Microcode SW Engineer for LLM / VLM applications
Location: Ramat Hahayal , Tel -Aviv
Employer: GSI Israel
Term: Full-time Position
GSI is pioneering the Gemini APU—a cutting-edge, game-changing processor designed to accelerate compute-intensive tasks like large language models, machine learning, advanced image processing, and radar imaging.

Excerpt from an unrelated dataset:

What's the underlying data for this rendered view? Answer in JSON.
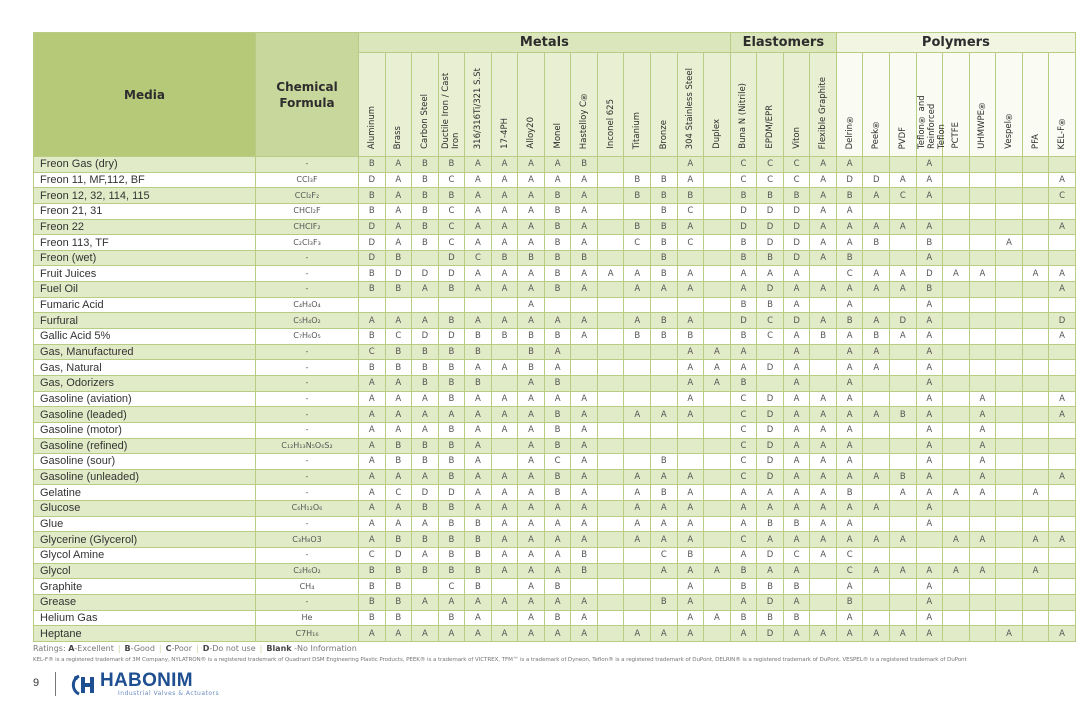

If you're passionate about architecting high-performance software systems, implementing advanced algorithms, and drilling into low-level technical details, this is the role for you
We’re seeking a dynamic and fast-learning engineer with a passion for diving deep into large language model implementations, and a keen focus on performance optimization and efficient execution
What you’ll be owning
- Deep dive into our cutting edge associative HW processing unit
- Design, build, and optimize low-level microcode—including instruction scheduling, memory access patterns, and control flow—for our custom Associative Processing architecture. You'll be working directly with a novel instruction set and hardware behaviors to craft routines that unlock parallelism and maximize throughput. This involves writing cycle-aware logic for compute units, managing hardware state transitions, and tuning for ultra-low latency across deeply pipelined data paths
- Prototype, and iterate on diverse workloads—including transformer-based LLM inference, OpenCV pipelines, FFTs, and edge ML use cases—pushing the boundaries of distributed compute and memory co-location
- Team up across disciplines to turn wild ideas into reliable, high-performance code
- Squash bugs and bottlenecks using analyzers, profilers, and trace tools, always backed by data
- Level up our CI, testing, and docs, keeping dev velocity high and friction low
- Adapt fast, dive into unfamiliar tech, and thrive in the pivot-friendly chaos of startup life
Qualifications
- B.Sc. or M.Sc. in Computer Science, Electrical Engineering, Software Engineering
- Experience Path 1:
- 5+ years of professional C/C++ development focused on low-level programming or microcode for hardware processing units (e.g., CPU, GPU)
- Experience Path 2:
- 5+ years in RTL design/verification plus 2+ years of hands-on C/C++ development
Required Technical Expertise
- Proven track record developing and optimizing software algorithms with deep consideration for hardware architecture, memory bandwidth, and system constraints
- Strong understanding of processor architecture fundamentals—caches, pipeline stages, execution units, and memory hierarchies
- Ability to interpret detailed hardware specifications and translate them into robust, efficient software solution
Preferred Qualifications / Additional Skills
- Practical experience with microcode development and optimization
- Proficiency in assembly language programming
- Strong understanding of deep learning or computer vision algorithms, architectures, and frameworks
- Demonstrated ability to port and refine complex algorithms in performance-sensitive, low-level environments
- Experience with Python scripting for tool creation, data analysis, and automated testing workflows
- Solid foundation in compiler theory, including design principles and code generation techniques
- Practical experience writing performance-critical code, including firmware, compute kernels, and device drivers
Our Privacy Policy: Your resume and information will be kept confidential.